Membership, past or present, in these subversive groups  was a bar to federal employment. Many state and local government employees were required to sign a loyalty oath that they were not members of a subversive group, including but not limited to those on the AG's list.  Teachers were also required to sign loyalty oaths.  The Federal government required defense contractors and ports to clear their employees. Courts, at the time, held that other employers could fire employees who were members of "subversive" organizations.  In 1952 Congress passed a law "which provided that "no housing unit constructed under the United States Housing Act of 1937, as amended, shall be occupied by a person who is a member of an organization designated as subversive by the Attorney General."

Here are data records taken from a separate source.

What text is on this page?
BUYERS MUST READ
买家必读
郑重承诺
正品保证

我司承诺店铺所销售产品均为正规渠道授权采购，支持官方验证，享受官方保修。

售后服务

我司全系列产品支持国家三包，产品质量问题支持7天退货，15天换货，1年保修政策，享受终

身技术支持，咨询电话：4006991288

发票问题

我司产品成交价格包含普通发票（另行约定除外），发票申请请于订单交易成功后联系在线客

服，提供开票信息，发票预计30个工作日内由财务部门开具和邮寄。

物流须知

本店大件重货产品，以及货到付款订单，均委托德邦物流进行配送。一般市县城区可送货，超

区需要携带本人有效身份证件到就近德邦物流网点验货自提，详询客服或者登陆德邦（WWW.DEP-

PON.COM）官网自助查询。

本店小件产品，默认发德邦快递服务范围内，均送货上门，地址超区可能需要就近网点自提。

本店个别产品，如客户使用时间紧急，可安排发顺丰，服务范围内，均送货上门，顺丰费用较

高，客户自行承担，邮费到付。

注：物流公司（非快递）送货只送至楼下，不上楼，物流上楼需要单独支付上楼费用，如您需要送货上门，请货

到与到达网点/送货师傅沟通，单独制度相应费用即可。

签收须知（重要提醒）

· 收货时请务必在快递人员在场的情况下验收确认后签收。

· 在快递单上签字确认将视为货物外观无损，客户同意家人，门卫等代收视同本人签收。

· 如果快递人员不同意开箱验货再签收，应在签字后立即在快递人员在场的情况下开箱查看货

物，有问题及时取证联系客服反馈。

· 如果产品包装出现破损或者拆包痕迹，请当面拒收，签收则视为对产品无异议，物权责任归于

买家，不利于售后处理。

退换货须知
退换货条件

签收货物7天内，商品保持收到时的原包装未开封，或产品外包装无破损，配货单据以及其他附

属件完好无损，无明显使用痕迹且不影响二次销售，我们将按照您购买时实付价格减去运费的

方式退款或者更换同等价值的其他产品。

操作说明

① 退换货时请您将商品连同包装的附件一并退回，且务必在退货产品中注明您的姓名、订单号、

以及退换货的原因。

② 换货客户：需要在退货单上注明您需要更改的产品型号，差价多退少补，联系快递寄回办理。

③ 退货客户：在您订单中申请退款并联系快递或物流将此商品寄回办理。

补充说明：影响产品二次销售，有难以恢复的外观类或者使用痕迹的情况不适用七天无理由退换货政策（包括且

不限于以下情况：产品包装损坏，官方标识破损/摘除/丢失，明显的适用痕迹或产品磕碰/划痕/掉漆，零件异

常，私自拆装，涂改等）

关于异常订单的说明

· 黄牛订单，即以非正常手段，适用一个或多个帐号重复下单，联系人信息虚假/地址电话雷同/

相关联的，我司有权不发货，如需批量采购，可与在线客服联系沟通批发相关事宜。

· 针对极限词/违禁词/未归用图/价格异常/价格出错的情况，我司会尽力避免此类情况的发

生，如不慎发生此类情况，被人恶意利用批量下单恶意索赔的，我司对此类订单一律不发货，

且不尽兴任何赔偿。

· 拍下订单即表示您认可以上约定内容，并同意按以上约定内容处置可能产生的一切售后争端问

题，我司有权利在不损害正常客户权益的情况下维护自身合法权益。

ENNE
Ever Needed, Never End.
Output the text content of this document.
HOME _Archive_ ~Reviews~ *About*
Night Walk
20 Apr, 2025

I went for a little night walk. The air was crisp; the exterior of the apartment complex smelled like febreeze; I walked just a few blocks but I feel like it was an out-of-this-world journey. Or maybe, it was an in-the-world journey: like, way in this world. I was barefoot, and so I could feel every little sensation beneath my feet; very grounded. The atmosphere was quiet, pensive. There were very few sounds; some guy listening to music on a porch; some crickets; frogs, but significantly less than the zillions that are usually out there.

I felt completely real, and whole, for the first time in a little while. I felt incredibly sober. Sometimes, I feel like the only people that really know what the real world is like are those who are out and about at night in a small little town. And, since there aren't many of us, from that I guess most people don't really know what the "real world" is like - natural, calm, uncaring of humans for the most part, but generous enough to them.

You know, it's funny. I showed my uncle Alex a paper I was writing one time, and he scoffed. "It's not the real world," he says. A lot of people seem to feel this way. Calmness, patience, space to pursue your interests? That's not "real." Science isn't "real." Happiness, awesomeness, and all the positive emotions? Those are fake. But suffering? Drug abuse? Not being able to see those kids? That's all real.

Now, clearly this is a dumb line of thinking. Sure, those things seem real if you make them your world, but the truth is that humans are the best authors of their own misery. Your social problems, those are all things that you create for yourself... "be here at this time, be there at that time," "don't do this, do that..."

Moreover, the subversive list had no real process for organizations to appeal their classification or to see the evidence against them. It took more than a decade for the Independent Socialist League an anti-Stalinist, left-wing group to get removed from the AG's list.  Lewis Coser wrote in an early 1954 issue  of Dissent:
For six years now a conspicuously powerless group called the Independent Socialist League, in political complexion Marxist and premature antiStalinist, has been on the Attorney General’s “Subversive List.” This disgraceful amalgam with Stalinist organizations has done the members of the ISL considerable harm. Yet hardly a voice has been raised in the official circles of liberalism to fight against this injustice. For what does it matter? Everyone knows that in difficult times minor injustices are unavoidable, and besides it is such an insignificant group. . . .

Now, finally, the Attorney General has filed a “bill of particulars” against the ISL. The group is not even accused of favoring “the violent overthrow” of the government; in substance and apart from the gross ignorance of the Attorney General’s charges, the ISL is accused of nothing more than being Marxist and desiring the abolition of capitalism. This, the Attorney General implies, is enough to make it “subversive.”
 (See also the July 1955 issue of the ISL's newspaper Labor Action and pages 5-8 of the  January 27, 1958 issue)

The Industrial Workers of the World was also, quite unjustly, included on the AG's list.

Let's not go down the road of governmental  proscription of organizations for being  "subversive" or "hate groups."